Background: depression is common but under-diagnosed in nursing-home residents. There is a need for a standardized screening instrument which incorporates daily observations of nursing-home staff.
Aim: to develop and validate a screening instrument for depression using items from the Minimum Data Set of the Resident Assessment Instrument.
Methods: we conducted semi-structured interviews with 108 residents from two nursing homes to obtain depression ratings using the 17-item Hamilton Depression Rating Scale and the Cornell Scale for Depression in Dementia. Nursing staff completed Minimum Data Set assessments. In a randomly assigned derivation sample (n = 81), we identified Minimum Data Set mood items that were correlated (P < 0.05) with Hamilton and Cornell ratings. These items were factored using an oblique rotation to yield five conceptually distinct factors. Using linear regression, each set of factored items was regressed against Hamilton and Cornell ratings to identify a core set of seven Minimum Data Set mood items which comprise the Minimum Data Set Depression Rating Scale. We then tested the performance of the Minimum Data Set Depression Rating Scale against accepted cut-offs and psychiatric diagnoses.

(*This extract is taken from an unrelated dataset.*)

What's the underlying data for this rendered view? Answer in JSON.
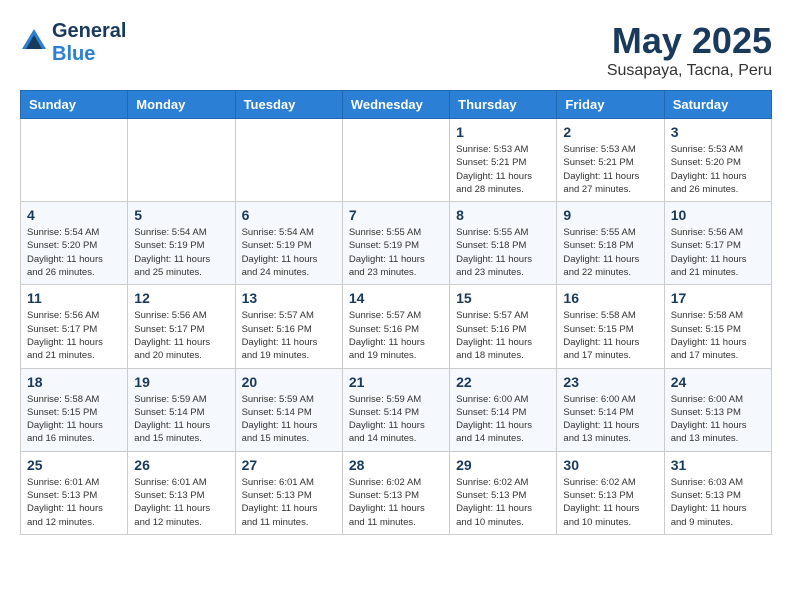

Results: a cutpoint score of 3 on the Minimum Data Set Depression Rating Scale maximized sensitivity (94% for Hamilton, 78% for Cornell) with minimal loss of specificity (72% for Hamilton, 77% for Cornell) when tested against cut-offs for mild to moderate depression in the derivation sample. Results were similar in the validation sample. When tested against diagnoses of major or non-major depression in a subset of 82 subjects, sensitivity was 91% and specificity was 69%. Performance compared favourably with the 15-item Geriatric Depression Scale.
Conclusion: items from the Minimum Data Set can be organized to screen for depression in nursing-home residents. Further testing of the instrument is now needed.